Some of you are cringing already because you know that your GM is just going to use these things against you in a way to push you onto the railroad tracks of their pre-written plot. For you people, I'm sorry. They probably will.
If you get the feeling they're likely to, they're going to. You know them better than I do.
Yet, even under those conditions, I would still suggest this is the way you proceed. Give your character fictional vulnerabilities. And I don't mean false vulnerabilities, but vulnerabilities which exist purely within the fiction. Let the world affect you. Give the character things to pursue other than what's immediately in front of them. Give them motivations which may be at odds with other motivations. Let complexity come to the role.
"Lex," I can hear you say, "I'm just playing in the most vanilla kind of dungeon-delving game with my buddies. Why do I need to worry about all this role stuff? All this background garbage? Why do I need to even care about my family? That's not going to come up in the middle of the dungeon."
Then I would counter to you: are you really even playing a role-playing game if your role purely consists of the skill you bring to the table in a very limited slice? Or is it just a board game with a pawn card in front of you? I'm not saying that's not a valid way to play and that it's not fun. On the contrary, sometimes I just want to go kill dungeon inhabitants and take their stuff.
Fair enough. But if the character that you are doesn't affect who you are, and it doesn't affect what you're doing, then it doesn't matter. And if it doesn't matter, why even pretend otherwise?
**[Four Against Darkness](https://www.ganeshagames.net/product_info.php?cPath=1_55&products_id=295)** exists. A pile of other games, which are explicitly not roleplaying games, but involve doing any number of classic **D&D**-style adventuring without worrying about roles, exist. **[D100 Dungeon](https://www.drivethrurpg.com/en/product/244214/d100-dungeon-book-1)** exists. **[2d6 Dungeon](https://drgames.co.uk/2d6-dungeon-a-classic-dungeon-crawler-solo-player-game/)** and **[2d6 Realm](https://www.drivethrurpg.com/en/product/491996/2d6-realm-an-overland-expansion-for-2d6-dungeon)** exists. Maybe it's a better match for what you're doing than calling it a roleplaying game. Not only is it perhaps a better name, but it's more honest.

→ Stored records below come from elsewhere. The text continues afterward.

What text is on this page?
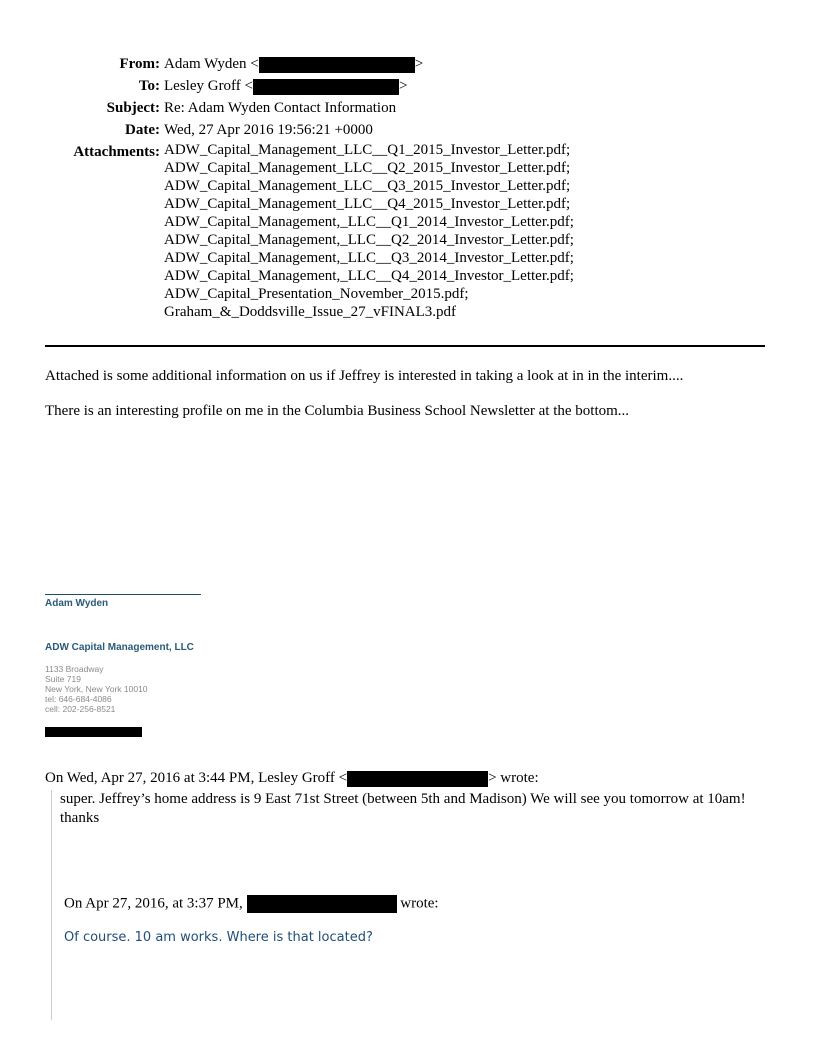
From: Adam Wyden <	>
To: Lesley Groff <	>
Subject: Re: Adam Wyden Contact Information
Date: Wed, 27 Apr 2016 19:56:21 +0000
Attachments: ADW_Capital_Management_LLC__Q1_2015_Investor_Letter.pdf;
ADW_Capital_Management_LLC__Q2_2015_Investor_Letter.pdf;
ADW_Capital_Management_LLC__Q3_2015_Investor_Letter.pdf;
ADW_Capital_Management_LLC__Q4_2015_Investor_Letter.pdf;
ADW_Capital_Management,_LLC__Q1_2014_Investor_Letter.pdf;
ADW_Capital_Management,_LLC__Q2_2014_Investor_Letter.pdf;
ADW_Capital_Management,_LLC__Q3_2014_Investor_Letter.pdf;
ADW_Capital_Management,_LLC__Q4_2014_Investor_Letter.pdf;
ADW_Capital_Presentation_November_2015.pdf;
Graham_&_Doddsville_Issue_27_vFINAL3.pdf
Attached is some additional information on us if Jeffrey is interested in taking a look at in in the interim....
There is an interesting profile on me in the Columbia Business School Newsletter at the bottom...
Adam Wyden
ADW Capital Management, LLC
1133 Broadway
Suite 719
New York, New York 10010
tel: 646-684-4086
cell: 202-256-8521
On Wed, Apr 27, 2016 at 3:44 PM, Lesley Groff <	> wrote:
super. Jeffrey’s home address is 9 East 71st Street (between 5th and Madison) We will see you tomorrow at 10am! thanks
On Apr 27, 2016, at 3:37 PM,	wrote:
Of course. 10 am works. Where is that located?
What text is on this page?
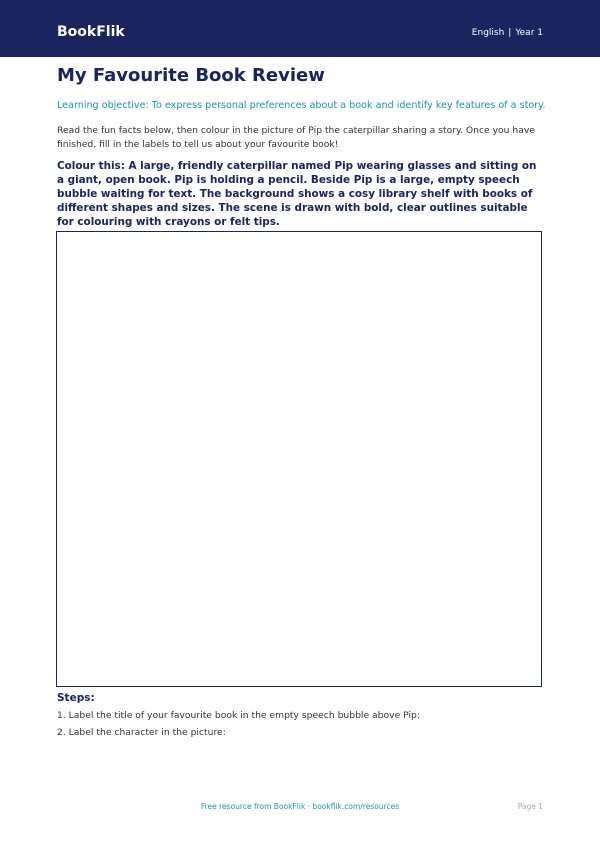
BookFlik	English | Year 1
My Favourite Book Review
Learning objective: To express personal preferences about a book and identify key features of a story.
Read the fun facts below, then colour in the picture of Pip the caterpillar sharing a story. Once you have finished, fill in the labels to tell us about your favourite book!
Colour this: A large, friendly caterpillar named Pip wearing glasses and sitting on a giant, open book. Pip is holding a pencil. Beside Pip is a large, empty speech bubble waiting for text. The background shows a cosy library shelf with books of different shapes and sizes. The scene is drawn with bold, clear outlines suitable for colouring with crayons or felt tips.
Steps:
1. Label the title of your favourite book in the empty speech bubble above Pip:
2. Label the character in the picture:
Free resource from BookFlik · bookflik.com/resources	Page 1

Let's keep gameplay interesting. Let's make our characters fictionally vulnerable in order to strengthen their interest. Family members, organizations you're a member of, neighborhoods, people you grew up with, teachers, mentors, rivals, enemies—all of these people, places, and things fill out the actual role that you are playing. They give your character hooks to the role-playing itself.
A good GM won't just kill them off. They may threaten them. They may put them in peril. They may actively set them against you. But killing them removes their usefulness and their interest, and reduces the interest of your character. Far more useful and effective to just put strain on the relationship, or if it is already a strained relationship, have the world provide pressure that will reduce the strain. How does your character deal with getting closer to getting what they want? You can't ask that question unless they want something.
All of this possibility, all of this flexibility, goes right back to the beginning—the origin, if you will. Spend time thinking about your origin. Don't write three pages of backstory that tells everyone why your character is untouchable, but three pages of backstory about what they want, why they want it, how things could change, and what you're going to do to try and affect that change?
Man, I'll read that three pages every day. Twice on Sunday. So will everybody at your table. Then you're going to have motivated play, where people are actually aware of their role and yours—not just as, "I do this in the dungeon exploring party," but your role, your character, your place in the ongoing story.
What is the role you play? What's their origin?